Russia's Putin inaugurated for 5th term amid Western boycott
Russian President Vladimir Putin takes the oath during an inauguration ceremony at the Kremlin, Moscow, Russia, May 7, 2024. (Reuters Photo)


President Vladimir Putin was inaugurated Tuesday for another six-year term in a Kremlin ceremony, boycotted by the U.S. and several other Western countries over the Russian invasion of Ukraine.

Putin, a prominent figure in Russian politics since 1999 as either president or prime minister, begins his new term more than two years after deploying a substantial number of troops to Ukraine.

In the ongoing conflict, Russian forces have regained momentum after facing setbacks and are pushing for further gains in the eastern region.

At 71, Putin continues to exert significant influence on Russia's domestic political scene. Internationally, he remains engaged in a standoff with Western nations, whom he accuses of using the Ukraine situation to undermine and dismantle Russia.

"For Russia, this is the continuation of our path, this is stability – you can ask any citizen on the street," Sergei Chemezov, a close Putin ally, told Reuters before the ceremony.

"President Putin was re-elected and will continue the path, although the West probably doesn’t like it.
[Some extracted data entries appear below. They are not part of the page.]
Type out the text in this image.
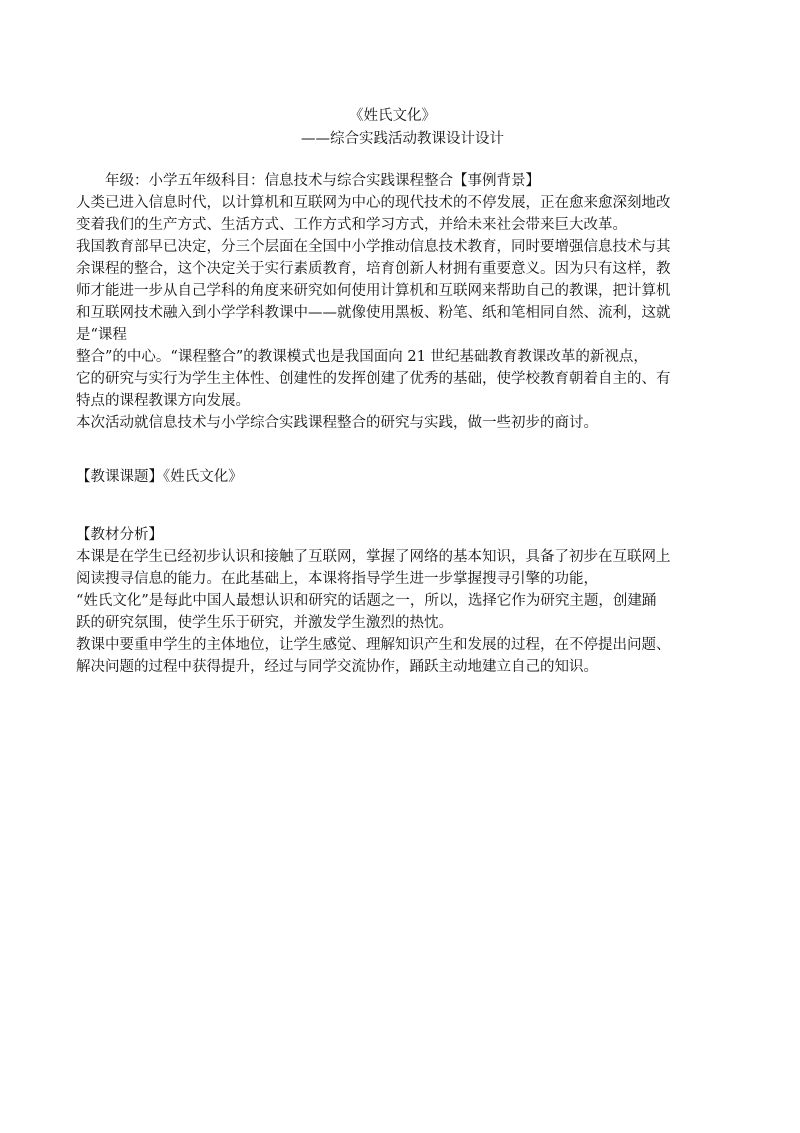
《姓氏文化》
——综合实践活动教课设计设计
年级：小学五年级科目：信息技术与综合实践课程整合【事例背景】
人类已进入信息时代，以计算机和互联网为中心的现代技术的不停发展，正在愈来愈深刻地改
变着我们的生产方式、生活方式、工作方式和学习方式，并给未来社会带来巨大改革。
我国教育部早已决定，分三个层面在全国中小学推动信息技术教育，同时要增强信息技术与其
余课程的整合，这个决定关于实行素质教育，培育创新人材拥有重要意义。因为只有这样，教
师才能进一步从自己学科的角度来研究如何使用计算机和互联网来帮助自己的教课，把计算机
和互联网技术融入到小学学科教课中——就像使用黑板、粉笔、纸和笔相同自然、流利，这就
是“课程
整合”的中心。“课程整合”的教课模式也是我国面向 21 世纪基础教育教课改革的新视点，
它的研究与实行为学生主体性、创建性的发挥创建了优秀的基础，使学校教育朝着自主的、有
特点的课程教课方向发展。
本次活动就信息技术与小学综合实践课程整合的研究与实践，做一些初步的商讨。
【教课课题】《姓氏文化》
【教材分析】
本课是在学生已经初步认识和接触了互联网，掌握了网络的基本知识，具备了初步在互联网上
阅读搜寻信息的能力。在此基础上，本课将指导学生进一步掌握搜寻引擎的功能，
“姓氏文化”是每此中国人最想认识和研究的话题之一，所以，选择它作为研究主题，创建踊
跃的研究氛围，使学生乐于研究，并激发学生激烈的热忱。
教课中要重申学生的主体地位，让学生感觉、理解知识产生和发展的过程，在不停提出问题、
解决问题的过程中获得提升，经过与同学交流协作，踊跃主动地建立自己的知识。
But they will understand that Putin is stability for Russia rather than some sort of new person who came with new policies – either cooperation or confrontation even," he said.

Putin won a landslide victory in a tightly controlled election in March, from which two anti-war candidates were barred on technical grounds.

His best-known opponent, Alexei Navalny, died suddenly in an Arctic penal colony a month earlier, and other leading critics are in jail or have been forced to flee abroad.

The United States and other Western countries stayed away from Tuesday's inauguration ceremony.

"No, we will not have a representative at his inauguration," Matthew Miller, a U.S. State Department spokesperson said Monday.

"We certainly did not consider that election free and fair, but he is the president of Russia and he is going to continue in that capacity."

Britain, Canada, and most European Union nations also decided to boycott the swearing-in, but France said it would send its ambassador.

Ukraine said the event sought to create "the illusion of legality for the nearly lifelong stay in power of a person who has turned the Russian Federation into an aggressor state and the ruling regime into a dictatorship."